Trim Technology and Services Ltd, of Exhall, Coventry, went into creditors’ voluntary liquidation in September last year.
Now 35 former employees have successfully made legal claims at Birmingham Employment Tribunal.
They accused the firm, which made soft trims for vehicles, of breaching the Trade Union and Labour Relations Act.
Tribunal Judge Mr Robin Broughton has awarded them 90 days protective awards from September last year after deciding the company failed to comply with the requirements of the act.
A protective award is the legal term for wages approved as compensation after employers fail to keep their workforce fully informed of the employment situation under the terms of the Act.

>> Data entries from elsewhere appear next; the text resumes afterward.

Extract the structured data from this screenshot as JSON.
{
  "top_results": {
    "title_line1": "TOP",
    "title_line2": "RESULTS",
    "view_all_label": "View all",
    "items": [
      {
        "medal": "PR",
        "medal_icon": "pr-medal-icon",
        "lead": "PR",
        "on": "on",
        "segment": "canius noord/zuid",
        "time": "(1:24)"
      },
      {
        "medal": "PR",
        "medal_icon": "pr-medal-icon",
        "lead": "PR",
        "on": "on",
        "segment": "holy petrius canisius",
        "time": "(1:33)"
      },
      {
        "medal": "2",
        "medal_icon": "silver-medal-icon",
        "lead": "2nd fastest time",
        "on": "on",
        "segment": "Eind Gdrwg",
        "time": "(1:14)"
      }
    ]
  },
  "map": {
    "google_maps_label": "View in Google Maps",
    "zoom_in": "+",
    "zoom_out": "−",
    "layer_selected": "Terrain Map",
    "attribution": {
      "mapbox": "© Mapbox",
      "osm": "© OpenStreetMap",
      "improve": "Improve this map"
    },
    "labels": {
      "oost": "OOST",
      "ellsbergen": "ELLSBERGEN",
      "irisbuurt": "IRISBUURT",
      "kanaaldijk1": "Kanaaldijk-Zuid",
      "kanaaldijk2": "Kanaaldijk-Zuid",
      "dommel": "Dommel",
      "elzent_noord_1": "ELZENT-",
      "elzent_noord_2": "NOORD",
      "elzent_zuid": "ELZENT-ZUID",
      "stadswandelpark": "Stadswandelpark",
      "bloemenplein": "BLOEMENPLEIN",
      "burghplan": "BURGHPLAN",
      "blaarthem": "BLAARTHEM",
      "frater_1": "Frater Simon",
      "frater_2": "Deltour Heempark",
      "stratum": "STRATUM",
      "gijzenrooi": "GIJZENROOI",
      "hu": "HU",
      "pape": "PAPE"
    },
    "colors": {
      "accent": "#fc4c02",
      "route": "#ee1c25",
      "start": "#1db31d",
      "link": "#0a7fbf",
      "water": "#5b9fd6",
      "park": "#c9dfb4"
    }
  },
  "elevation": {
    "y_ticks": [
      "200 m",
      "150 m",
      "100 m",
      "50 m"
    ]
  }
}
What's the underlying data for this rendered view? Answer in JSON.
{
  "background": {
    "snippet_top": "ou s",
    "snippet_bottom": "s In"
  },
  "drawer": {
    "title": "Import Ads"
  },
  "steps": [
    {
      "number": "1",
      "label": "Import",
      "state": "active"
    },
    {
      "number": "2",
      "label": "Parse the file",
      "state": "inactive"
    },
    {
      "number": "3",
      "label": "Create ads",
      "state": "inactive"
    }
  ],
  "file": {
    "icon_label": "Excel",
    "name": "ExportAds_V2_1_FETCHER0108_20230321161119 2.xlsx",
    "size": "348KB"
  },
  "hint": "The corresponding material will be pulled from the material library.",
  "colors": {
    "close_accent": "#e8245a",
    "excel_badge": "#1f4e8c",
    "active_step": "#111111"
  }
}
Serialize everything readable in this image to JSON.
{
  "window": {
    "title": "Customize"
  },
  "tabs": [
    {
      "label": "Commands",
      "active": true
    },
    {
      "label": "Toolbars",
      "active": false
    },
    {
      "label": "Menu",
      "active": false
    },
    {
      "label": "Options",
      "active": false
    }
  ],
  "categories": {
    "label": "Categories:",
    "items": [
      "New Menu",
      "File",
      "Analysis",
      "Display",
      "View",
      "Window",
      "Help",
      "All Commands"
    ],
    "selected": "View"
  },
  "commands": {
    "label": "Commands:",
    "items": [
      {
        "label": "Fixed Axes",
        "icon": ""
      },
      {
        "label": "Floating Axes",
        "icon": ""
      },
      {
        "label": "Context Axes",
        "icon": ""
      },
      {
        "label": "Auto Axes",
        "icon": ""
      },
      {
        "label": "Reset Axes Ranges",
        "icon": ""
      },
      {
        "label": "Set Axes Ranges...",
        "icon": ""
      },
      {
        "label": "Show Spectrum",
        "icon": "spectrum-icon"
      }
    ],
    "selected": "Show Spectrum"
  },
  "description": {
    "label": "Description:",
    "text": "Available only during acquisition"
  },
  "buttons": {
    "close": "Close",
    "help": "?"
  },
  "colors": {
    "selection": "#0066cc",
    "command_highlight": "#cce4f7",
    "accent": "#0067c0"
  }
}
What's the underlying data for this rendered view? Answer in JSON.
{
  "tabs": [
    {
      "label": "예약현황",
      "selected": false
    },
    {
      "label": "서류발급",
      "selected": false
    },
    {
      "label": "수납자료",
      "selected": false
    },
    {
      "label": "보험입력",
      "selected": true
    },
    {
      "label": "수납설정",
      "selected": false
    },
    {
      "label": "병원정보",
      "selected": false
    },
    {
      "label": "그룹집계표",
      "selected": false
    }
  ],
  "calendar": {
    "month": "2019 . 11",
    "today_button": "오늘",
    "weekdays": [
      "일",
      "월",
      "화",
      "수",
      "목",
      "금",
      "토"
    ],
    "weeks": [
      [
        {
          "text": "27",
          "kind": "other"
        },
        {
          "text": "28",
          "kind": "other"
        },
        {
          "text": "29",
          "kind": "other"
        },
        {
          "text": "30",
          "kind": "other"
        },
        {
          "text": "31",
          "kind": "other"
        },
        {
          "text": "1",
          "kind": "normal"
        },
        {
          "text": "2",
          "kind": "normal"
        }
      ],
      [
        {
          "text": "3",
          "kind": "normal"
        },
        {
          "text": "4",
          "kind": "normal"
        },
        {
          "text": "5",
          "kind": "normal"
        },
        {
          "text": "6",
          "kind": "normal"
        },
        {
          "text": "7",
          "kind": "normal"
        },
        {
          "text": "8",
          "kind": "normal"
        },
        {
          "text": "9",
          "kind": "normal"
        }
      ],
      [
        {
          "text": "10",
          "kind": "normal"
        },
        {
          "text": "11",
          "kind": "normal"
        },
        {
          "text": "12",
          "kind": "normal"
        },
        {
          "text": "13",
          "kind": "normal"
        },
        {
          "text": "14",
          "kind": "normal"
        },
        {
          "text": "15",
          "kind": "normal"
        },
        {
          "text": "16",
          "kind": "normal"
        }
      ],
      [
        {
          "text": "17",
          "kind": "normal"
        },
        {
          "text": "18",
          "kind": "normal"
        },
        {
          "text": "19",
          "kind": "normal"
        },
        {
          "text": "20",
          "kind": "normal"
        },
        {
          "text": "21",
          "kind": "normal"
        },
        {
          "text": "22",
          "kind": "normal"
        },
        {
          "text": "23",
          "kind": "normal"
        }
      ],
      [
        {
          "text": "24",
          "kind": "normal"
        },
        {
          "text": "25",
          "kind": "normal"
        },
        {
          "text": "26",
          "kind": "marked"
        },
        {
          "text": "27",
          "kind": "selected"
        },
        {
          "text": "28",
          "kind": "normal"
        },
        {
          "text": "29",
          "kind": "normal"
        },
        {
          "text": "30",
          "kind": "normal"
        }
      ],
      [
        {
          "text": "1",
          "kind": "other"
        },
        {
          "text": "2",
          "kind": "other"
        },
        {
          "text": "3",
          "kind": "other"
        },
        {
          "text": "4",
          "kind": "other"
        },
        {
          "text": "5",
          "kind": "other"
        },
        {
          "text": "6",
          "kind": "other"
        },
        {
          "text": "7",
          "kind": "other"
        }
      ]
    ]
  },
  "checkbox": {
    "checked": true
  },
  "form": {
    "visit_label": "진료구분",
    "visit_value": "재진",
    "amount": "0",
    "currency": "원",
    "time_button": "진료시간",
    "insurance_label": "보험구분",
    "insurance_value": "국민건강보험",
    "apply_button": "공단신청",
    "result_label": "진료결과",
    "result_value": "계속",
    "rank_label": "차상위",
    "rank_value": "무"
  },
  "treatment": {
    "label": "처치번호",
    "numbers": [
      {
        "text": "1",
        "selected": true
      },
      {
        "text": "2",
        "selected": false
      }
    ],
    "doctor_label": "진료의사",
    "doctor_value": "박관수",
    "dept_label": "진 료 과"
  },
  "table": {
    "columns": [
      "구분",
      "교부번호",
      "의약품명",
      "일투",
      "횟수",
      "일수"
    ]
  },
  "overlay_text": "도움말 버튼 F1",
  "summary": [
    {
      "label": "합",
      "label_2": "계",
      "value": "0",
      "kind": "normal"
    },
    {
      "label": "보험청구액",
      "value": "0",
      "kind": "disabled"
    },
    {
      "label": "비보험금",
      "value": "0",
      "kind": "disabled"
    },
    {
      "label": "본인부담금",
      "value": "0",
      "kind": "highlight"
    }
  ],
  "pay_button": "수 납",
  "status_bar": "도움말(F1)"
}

A protective award, approved by the Government, has a ceiling of just over £300 a week. That works out at about £3,600 for each of the five claimants over a 90 day period.
The former employees complained they were not told what was happening with their jobs until shortly before the firm ceased trading. They complained to their union representatives who made enquiries about the situation.
A resolution issued last September said: “The company cannot, by reason of its liabilities, continue its business and that it is advisable to wind up the same. Accordingly, the company is being wound up voluntarily.”
The firm was formed in 1995 and had two directors. Trim Technology was said to have employed 49 people at its peak and in 2014 had a turnover of between two and five million pounds.
Tony Mitchell of Cranfield Business Recovery Ltd of Harry Weston Road, Coventry, has been appointed liquidator.